During times of crisis, such as the current one on vitamins A and E, it is always not a good idea to start thinking how to rationalize vitamin levels (typical panic reaction). Such exercise requires a careful study of relevant circumstances and a step-wise approach toward levels that guarantee animal health and profitability. Some, however, have accepted the norm that vitamins don’t cost that much anyway, and, as such, they have opted for supra-normal levels for reasons that are not related to pure nutrition. Others continue to regard National Research Council (NRC) levels as "outdated" and do not acknowledge modern research that has demonstrated higher levels are not necessarily needed. At any rate, we find a thousand excuses (some valid, too) to use high levels of all vitamins — except when some become as expensive as has happened with vitamins A and E, a story very well-covered in media all over the world. So, as everyone is looking for quick solutions, here’s my take.

Understand what these vitamins do in the body and why we use them.

First, do not reduce vitamins levels now. That would be the worst possible solution, as a haphazard and quick remedy may cause more damage than good. Instead, understand what these vitamins do in the body and why we use them, because all vitamins have metabolic roles that are unique and cannot be replaced by any other vitamin or substance. If I were to place a figure on these absolutely minimum essential levels, I would still go with NRC (2012 for pigs, 1994 for poultry). These levels are based on sound research. 

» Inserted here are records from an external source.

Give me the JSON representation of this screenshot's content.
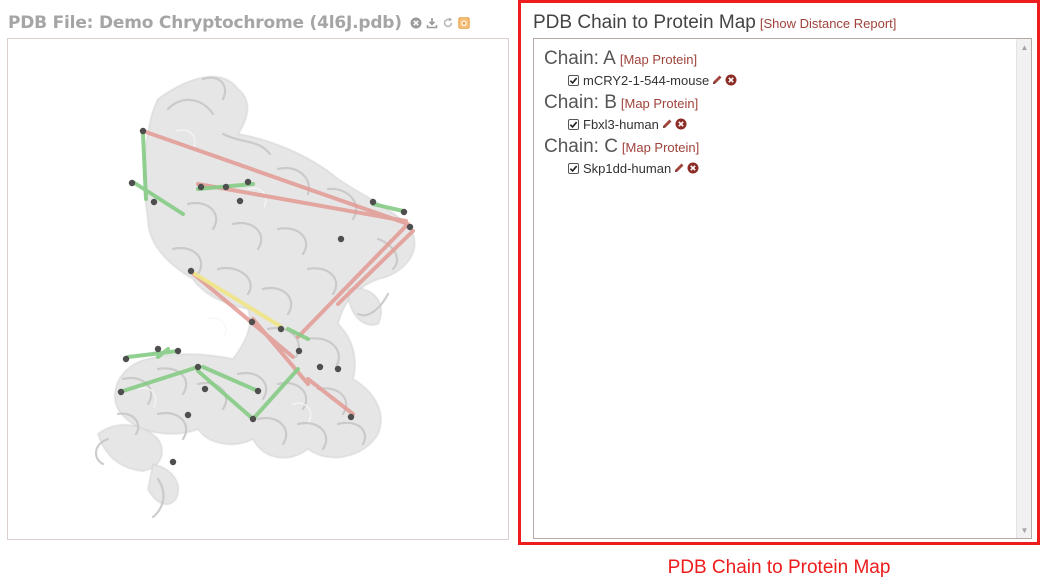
{
  "pdb_file": {
    "title": "PDB File: Demo Chryptochrome (4l6J.pdb)",
    "icons": [
      "remove-icon",
      "download-icon",
      "reset-view-icon",
      "screenshot-icon"
    ]
  },
  "panel": {
    "title": "PDB Chain to Protein Map",
    "distance_link": "[Show Distance Report]",
    "chains": [
      {
        "label": "Chain: A",
        "map_link": "[Map Protein]",
        "proteins": [
          {
            "name": "mCRY2-1-544-mouse",
            "checked": true
          }
        ]
      },
      {
        "label": "Chain: B",
        "map_link": "[Map Protein]",
        "proteins": [
          {
            "name": "Fbxl3-human",
            "checked": true
          }
        ]
      },
      {
        "label": "Chain: C",
        "map_link": "[Map Protein]",
        "proteins": [
          {
            "name": "Skp1dd-human",
            "checked": true
          }
        ]
      }
    ]
  },
  "caption": "PDB Chain to Protein Map",
  "colors": {
    "accent_red": "#ee1c1c",
    "link": "#a0433b",
    "crosslink_green": "#7ccd7c",
    "crosslink_red": "#e59a95",
    "crosslink_yellow": "#f0e68c"
  }
}
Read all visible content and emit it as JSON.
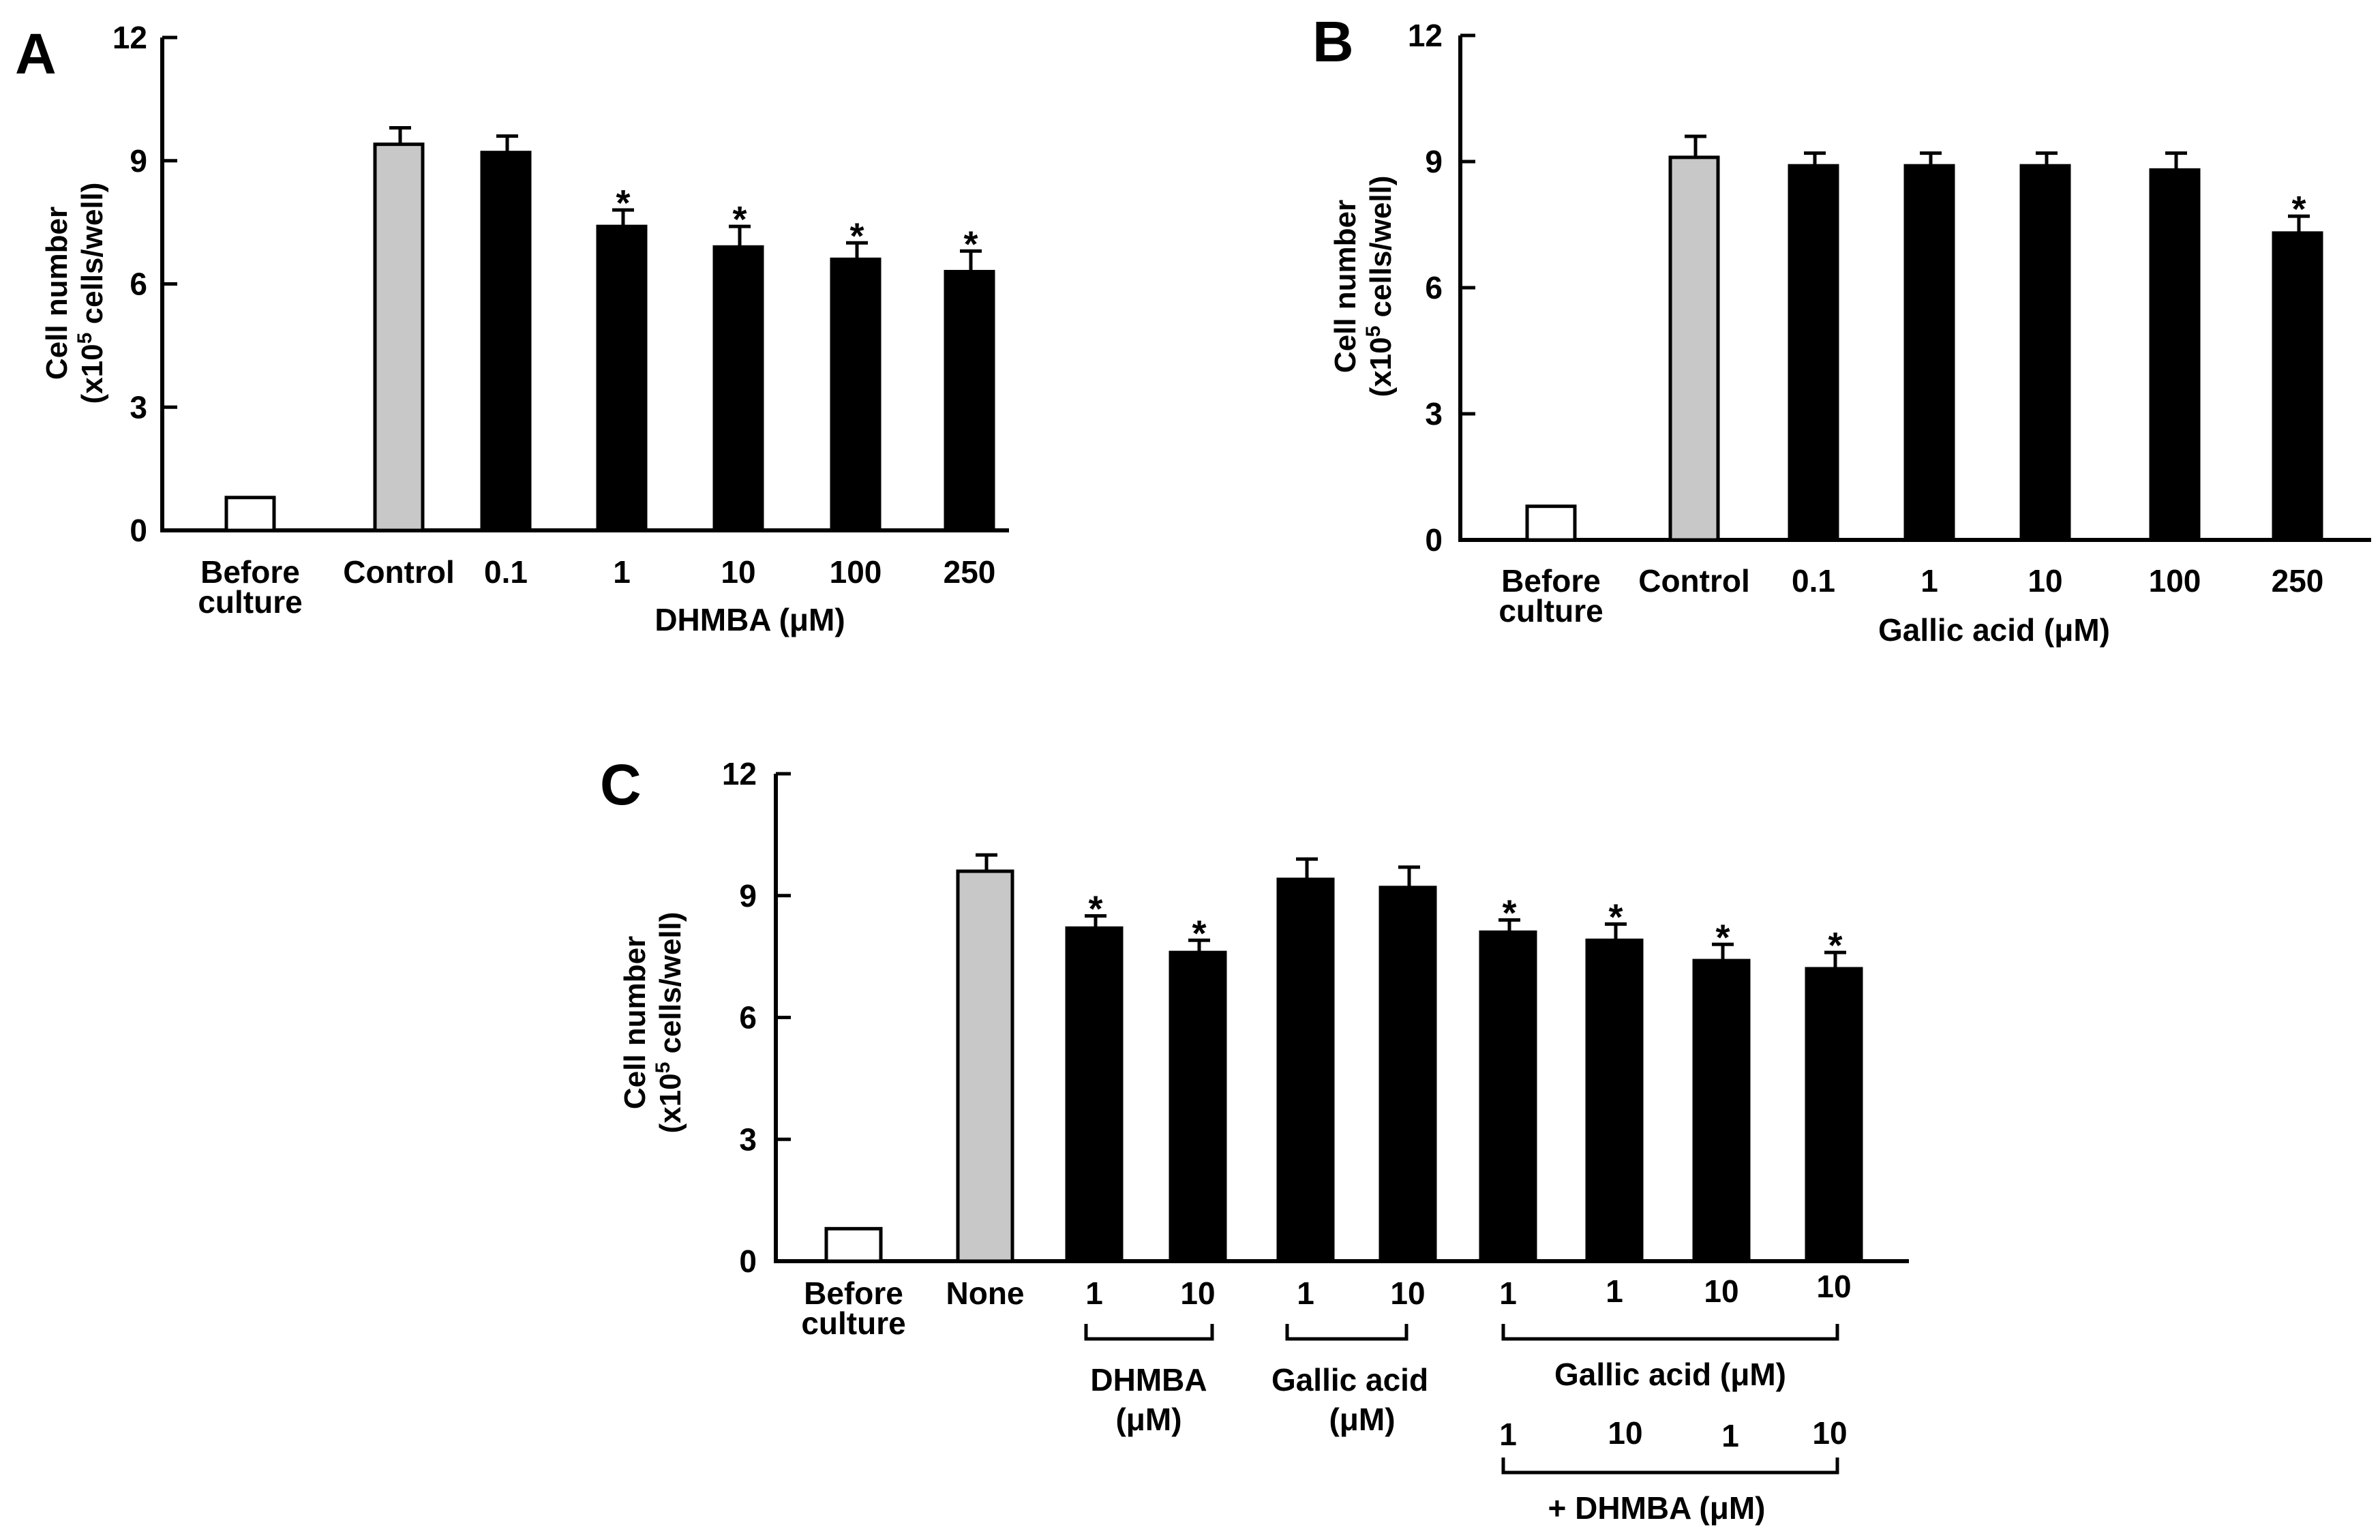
{
  "colors": {
    "control": "#c8c8c8",
    "before": "#ffffff",
    "treated": "#000000",
    "stroke": "#000000"
  },
  "chart_data": [
    {
      "type": "bar",
      "panel": "A",
      "ylabel_line1": "Cell number",
      "ylabel_line2_pre": "(x10",
      "ylabel_sup": "5",
      "ylabel_line2_post": " cells/well)",
      "ylim": [
        0,
        12
      ],
      "yticks": [
        "0",
        "3",
        "6",
        "9",
        "12"
      ],
      "xlabel": "DHMBA (μM)",
      "categories": [
        {
          "lines": [
            "Before",
            "culture"
          ]
        },
        {
          "lines": [
            "Control"
          ]
        },
        {
          "lines": [
            "0.1"
          ]
        },
        {
          "lines": [
            "1"
          ]
        },
        {
          "lines": [
            "10"
          ]
        },
        {
          "lines": [
            "100"
          ]
        },
        {
          "lines": [
            "250"
          ]
        }
      ],
      "values": [
        0.8,
        9.4,
        9.2,
        7.4,
        6.9,
        6.6,
        6.3
      ],
      "errors": [
        0,
        0.4,
        0.4,
        0.4,
        0.5,
        0.4,
        0.5
      ],
      "fills": [
        "before",
        "control",
        "treated",
        "treated",
        "treated",
        "treated",
        "treated"
      ],
      "significant": [
        "",
        "",
        "",
        "*",
        "*",
        "*",
        "*"
      ]
    },
    {
      "type": "bar",
      "panel": "B",
      "ylabel_line1": "Cell number",
      "ylabel_line2_pre": "(x10",
      "ylabel_sup": "5",
      "ylabel_line2_post": " cells/well)",
      "ylim": [
        0,
        12
      ],
      "yticks": [
        "0",
        "3",
        "6",
        "9",
        "12"
      ],
      "xlabel": "Gallic acid (μM)",
      "categories": [
        {
          "lines": [
            "Before",
            "culture"
          ]
        },
        {
          "lines": [
            "Control"
          ]
        },
        {
          "lines": [
            "0.1"
          ]
        },
        {
          "lines": [
            "1"
          ]
        },
        {
          "lines": [
            "10"
          ]
        },
        {
          "lines": [
            "100"
          ]
        },
        {
          "lines": [
            "250"
          ]
        }
      ],
      "values": [
        0.8,
        9.1,
        8.9,
        8.9,
        8.9,
        8.8,
        7.3
      ],
      "errors": [
        0,
        0.5,
        0.3,
        0.3,
        0.3,
        0.4,
        0.4
      ],
      "fills": [
        "before",
        "control",
        "treated",
        "treated",
        "treated",
        "treated",
        "treated"
      ],
      "significant": [
        "",
        "",
        "",
        "",
        "",
        "",
        "*"
      ]
    },
    {
      "type": "bar",
      "panel": "C",
      "ylabel_line1": "Cell number",
      "ylabel_line2_pre": "(x10",
      "ylabel_sup": "5",
      "ylabel_line2_post": " cells/well)",
      "ylim": [
        0,
        12
      ],
      "yticks": [
        "0",
        "3",
        "6",
        "9",
        "12"
      ],
      "categories": [
        {
          "lines": [
            "Before",
            "culture"
          ]
        },
        {
          "lines": [
            "None"
          ]
        },
        {
          "lines": [
            "1"
          ]
        },
        {
          "lines": [
            "10"
          ]
        },
        {
          "lines": [
            "1"
          ]
        },
        {
          "lines": [
            "10"
          ]
        },
        {
          "lines": [
            "1"
          ]
        },
        {
          "lines": [
            "1"
          ]
        },
        {
          "lines": [
            "10"
          ]
        },
        {
          "lines": [
            "10"
          ]
        }
      ],
      "values": [
        0.8,
        9.6,
        8.2,
        7.6,
        9.4,
        9.2,
        8.1,
        7.9,
        7.4,
        7.2
      ],
      "errors": [
        0,
        0.4,
        0.3,
        0.3,
        0.5,
        0.5,
        0.3,
        0.4,
        0.4,
        0.4
      ],
      "fills": [
        "before",
        "control",
        "treated",
        "treated",
        "treated",
        "treated",
        "treated",
        "treated",
        "treated",
        "treated"
      ],
      "significant": [
        "",
        "",
        "*",
        "*",
        "",
        "",
        "*",
        "*",
        "*",
        "*"
      ],
      "group_labels": {
        "dhmba": [
          "DHMBA",
          "(μM)"
        ],
        "gallic": [
          "Gallic acid",
          "(μM)"
        ],
        "combo_gallic": "Gallic acid (μM)",
        "combo_dhmba_values": [
          "1",
          "10",
          "1",
          "10"
        ],
        "combo_dhmba": "+ DHMBA (μM)"
      }
    }
  ]
}
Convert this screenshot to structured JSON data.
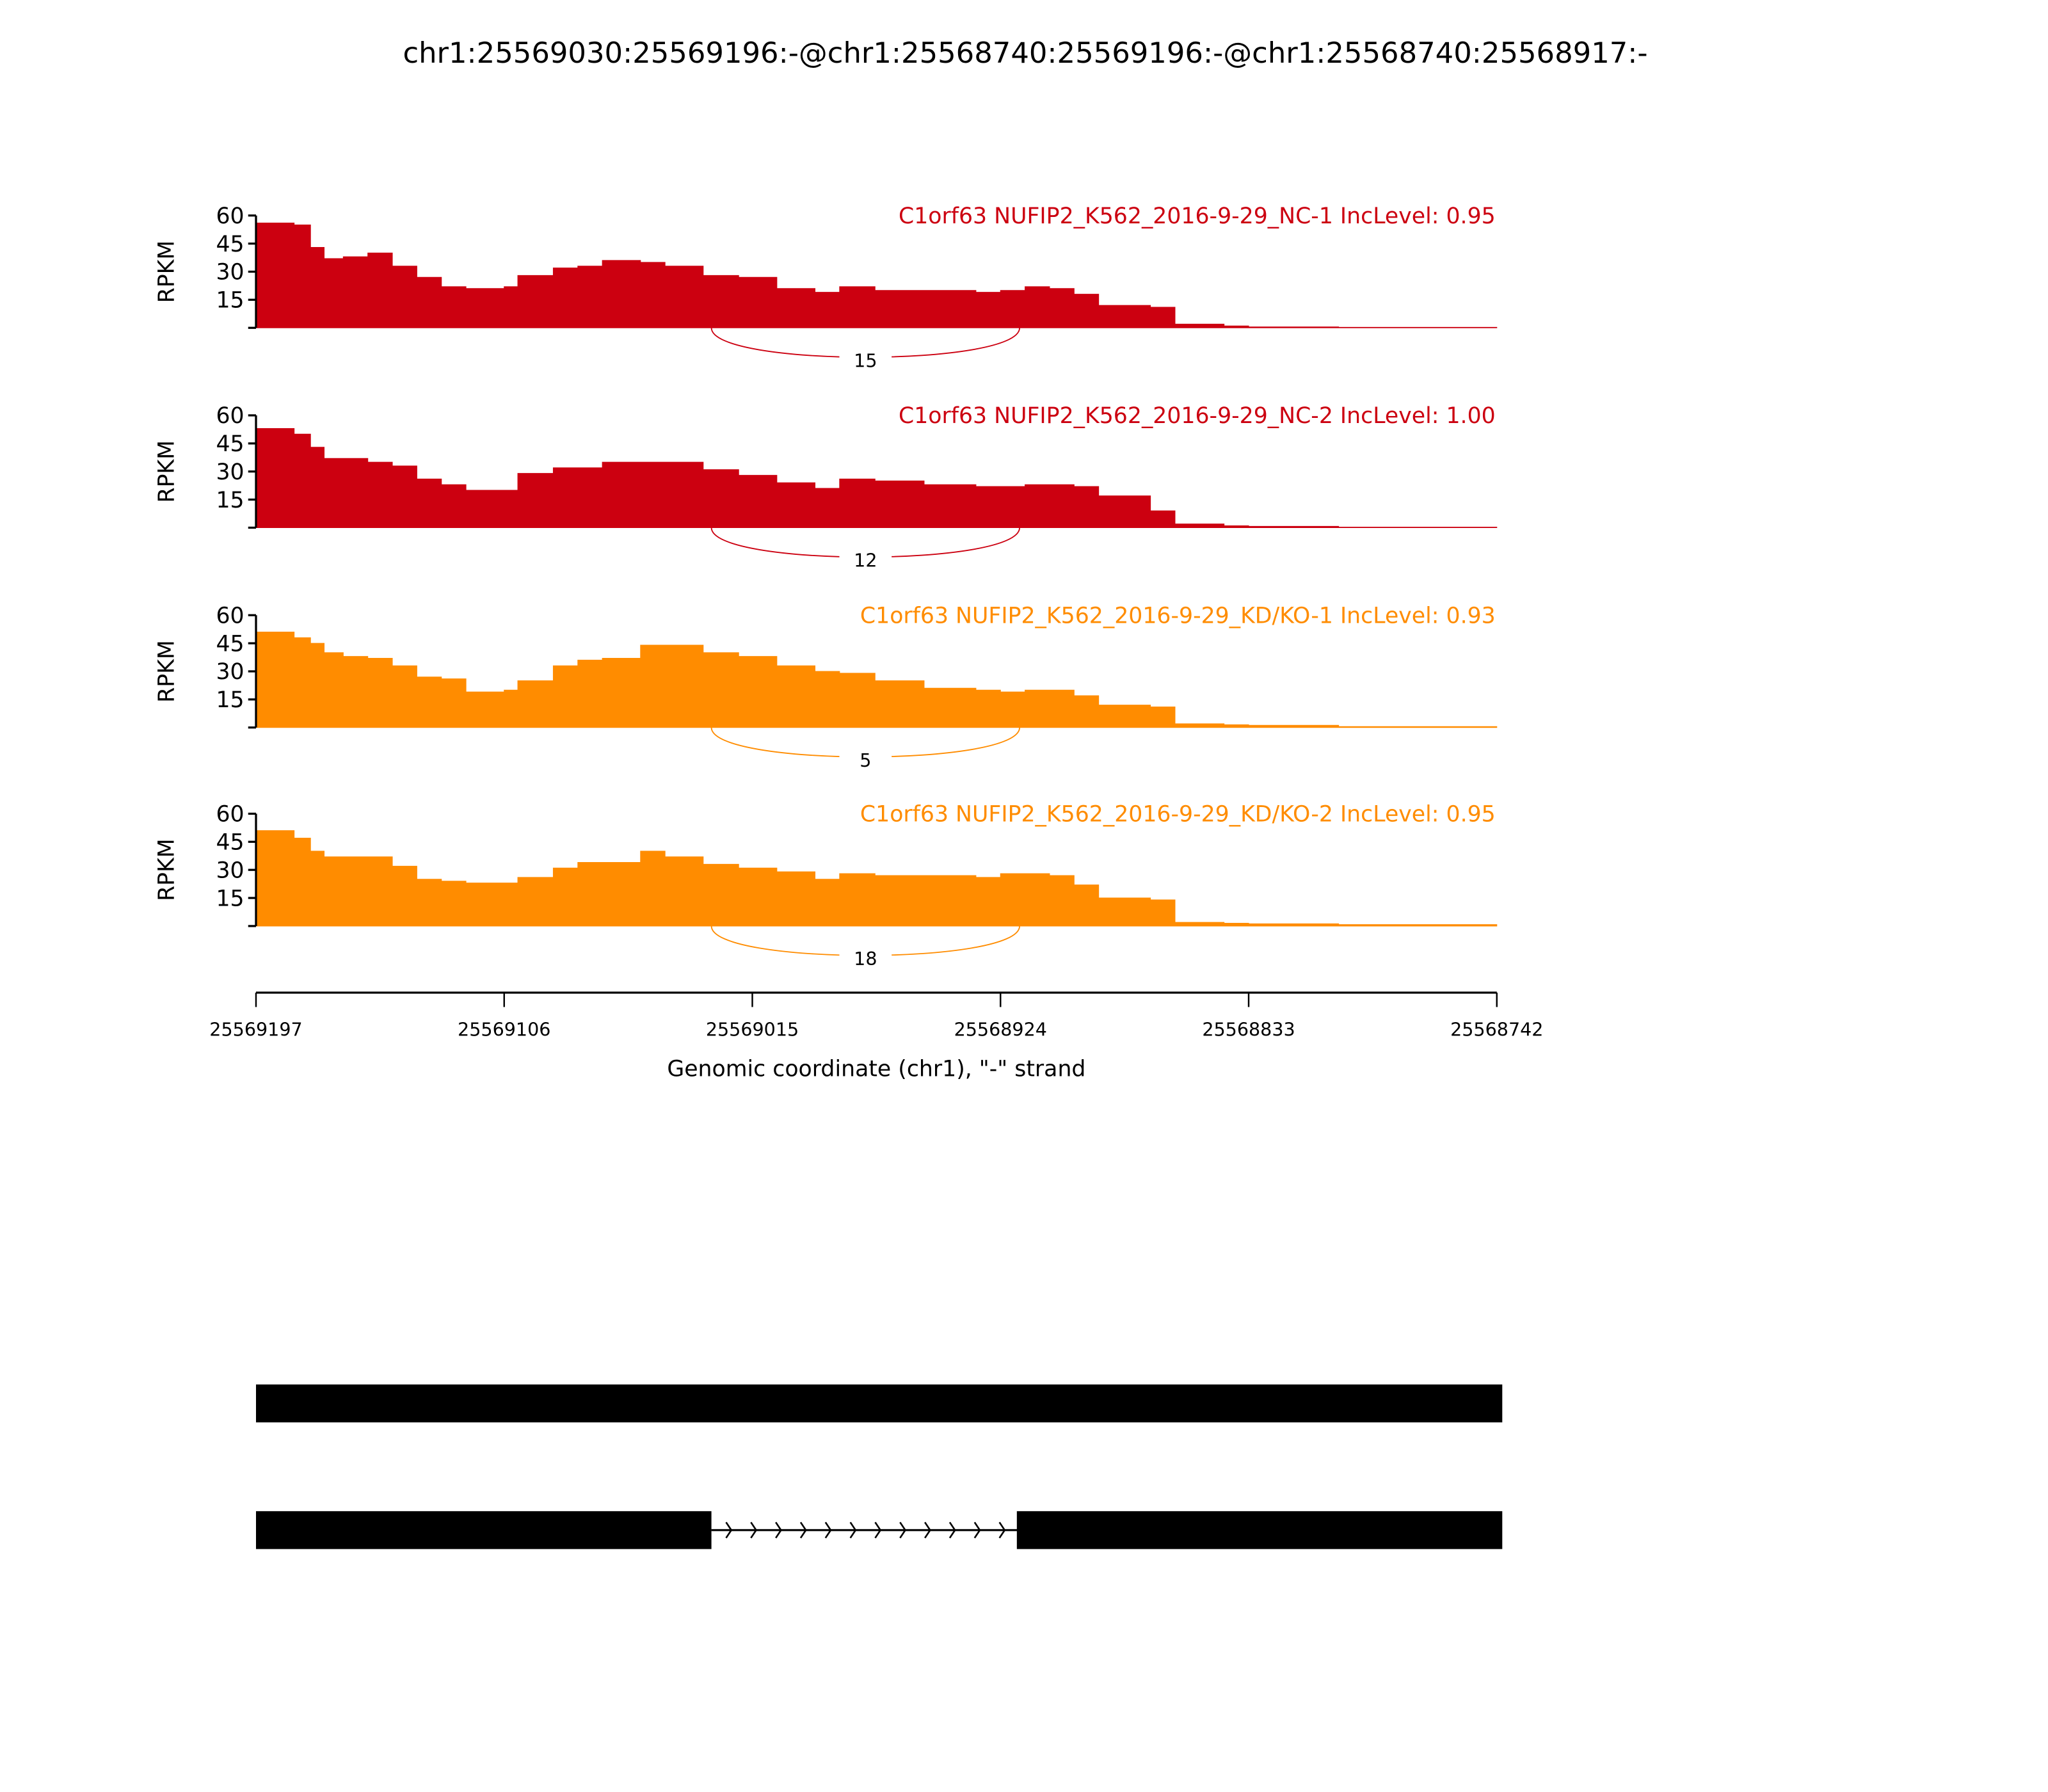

Second, consider the fact that vitamin A (in the form of beta-carotene) and vitamin E have strong antioxidant roles. In my opinion, the levels we use in practice above those recommended as minimal by NRC are for this purpose: antioxidation. Thus, I would replace the current levels above NRC with other antioxidants (less expensive), and for that I would opt for natural products such as those from grape seeds, rosemary and olive leaves — just to mention a few. Keep in mind, some extracts may cost you as much as those pure vitamins if their correct efficiency rate is used. Powders may offer a more economical solution, but you need a reputable supplier who knows how to handle such products. And, do not forget, most phytogenics who belong to the phenols family possess some antioxidant activity. So, have a good look in your formulas just in case you already use them in one way or other.

Third, please note that feed antioxidants (the likes of ethoxyquin and BHT) are for the feed, not the animal. So, these antioxidants are not good replacements for the antioxidant activities of certain vitamins within the animal’s organism.